8# cat will place in the star right now I thing.


----------



## WRsteveX (Sep 6, 2012)

Yep


----------



## SurfRunner (May 22, 2004)

I caught 7 or 8 gafftops on my surf rod on the 61st street pier in Galveston yesterday. They were a nuisance. There usually seems to be some reds with the gafftop though. 

Thanks for the report!


----------



## troutless (Feb 17, 2006)

Surf Runner, were you night fishing?


----------



## SurfRunner (May 22, 2004)

troutless said:


> Surf Runner, were you night fishing?


No Sir...I was there from 7AM to 12PM.


----------



## batmaninja (Jul 15, 2010)

I beat the Boliver surf with everything in the box and only managed a few large gafftops on chicken boys. Had a few pick ups on a dead bait rod but no feesh. Lots of mullets in the water.


----------



## Major29 (Jun 19, 2011)

Same thing yesterday at Bolivar. Caught a bunch of gafftops, but no trout 

Sent from my HTC One X using Tapatalk 2


----------



## troutless (Feb 17, 2006)

Do any of you eat the slimmer's ?


----------



## fishingcacher (Mar 29, 2008)

I catch them but I give them away and other people eat them


----------



## WRsteveX (Sep 6, 2012)

I hear they're decent eating.

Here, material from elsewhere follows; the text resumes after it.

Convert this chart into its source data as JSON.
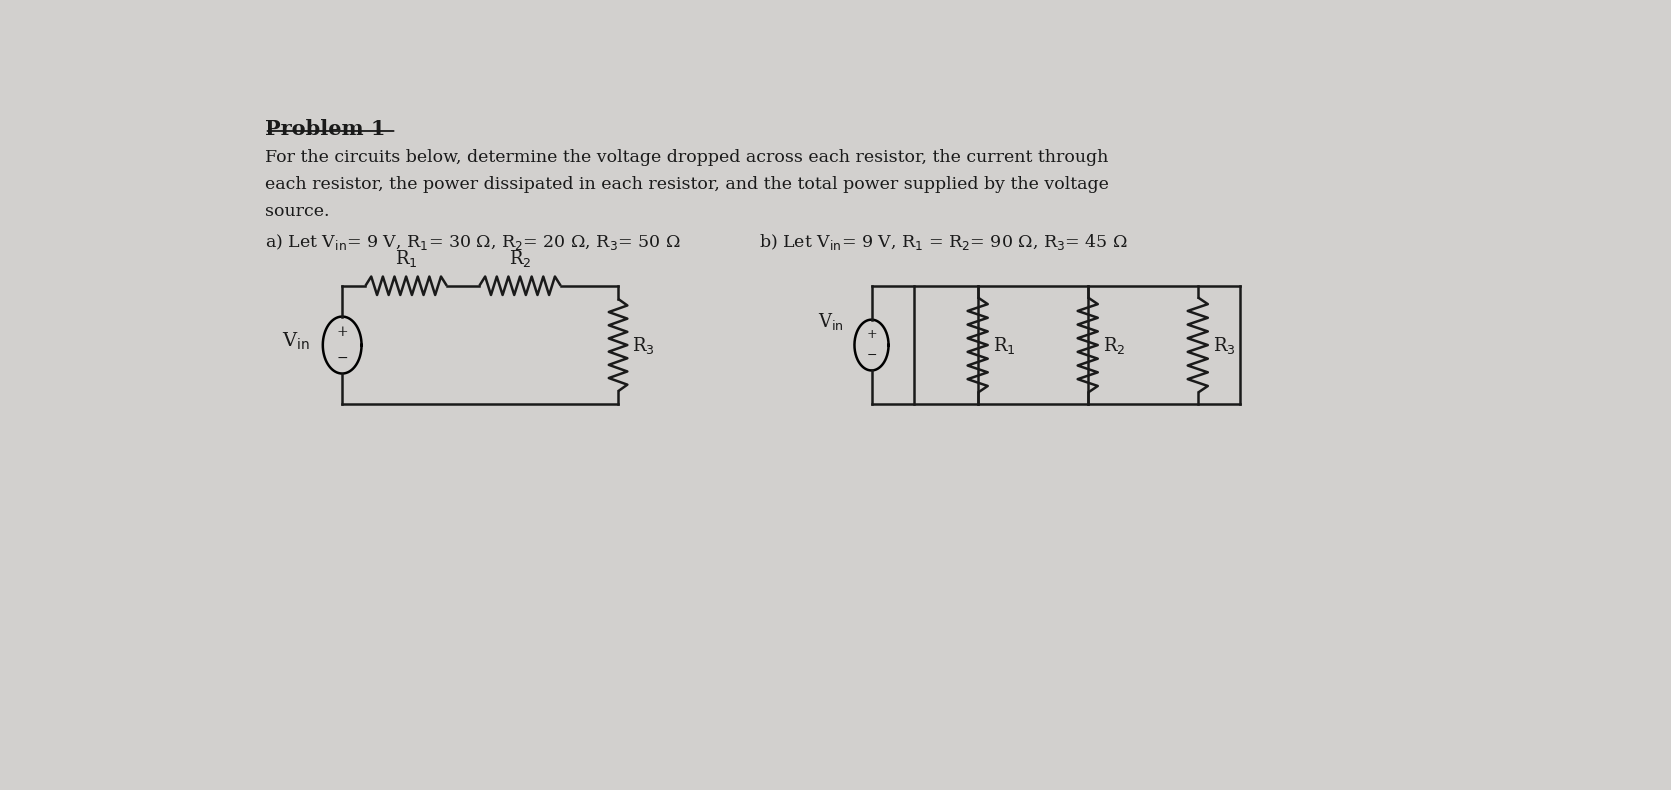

But you'd have a hard time getting me to clean one. I usually try to get them off the hook with just pliers without ever touching them boogery boogers.


----------



## HoustonKid (Dec 29, 2005)

I caught about 10 today in the surf. I don't mind them because the pull good but they do keep you from catching other fish.


----------



## Sportfishing29 (May 20, 2013)

I usually catch a lot of gafftop in the jetties. They're good eating, but you just have to know how to cook or fry them.


----------



## Timemachine (Nov 25, 2008)

troutless said:


> Do any of you eat the slimmer's ?


I'm a *******....of course we eat Gaftop!!


----------



## bayourat (Jan 7, 2005)

8lb gaftop would be a boat......


----------



## SaltwaterTom (Jun 23, 2013)

troutless said:


> Do any of you eat the slimmer's ?


Heck, yeah!!! Lop their heads and fins off and gut 'em as soon as you catch them and ice the carcass. Fillet, then fillet away the skin and soak the boneless skinless meat in a ziplock bag with milk for 2-3 days. The milk will turn pink as it draws the blood out. It's the best fish I have ever fried.


----------



## bigfost (Oct 11, 2004)

SaltwaterTom said:


> Fillet, then fillet away the skin and soak the boneless skinless meat in a ziplock bag with milk for 2-3 days. The milk will turn pink as it draws the blood out.


I have never understood why people eat fish you have to marinade to make edible. However, gafftops are not one of those. When you fillet them, simply cut out the prominent blood line, that's where the very strong taste is. What you have left is pure white meat.

The same is true of any fish that has a blood line in it.

One more tip for cleaning. When you get ready to clean them, spray them with the highest pressure water you can get out of your hose end sprayer. You should be able to get 90 to 100% of the slime off of them. That makes handling them while you fillet them a lot easier.

On appropriate tackle, I've always enjoyed catching gafftops. They are very aggressive fish, and hard fighters. But, they can certainly be pests when you're targeting larger fish. On the plus side, sharks, and bull reds to a lesser extent, love a nice juicy chunk of gafftop. Try them for bait, you might be surprised with what happens.


----------



## pg542 (Oct 9, 2006)

I've never been able to understand how a 20 inch "mr. whiskers" can get slime 8feet up your leader/line. lol....You know it's happened to you too.


----------



## iwanashark (Jul 13, 2009)

Snot shark... hate them!


----------



## That Robbie Guy (Aug 11, 2009)

... sounds like a good day and a great reason to fry!


----------



## puckkeeper28 (May 7, 2012)

Same thing on the beach at SLP. tried lots of baits and just got Gafftops and 2 whiting.


----------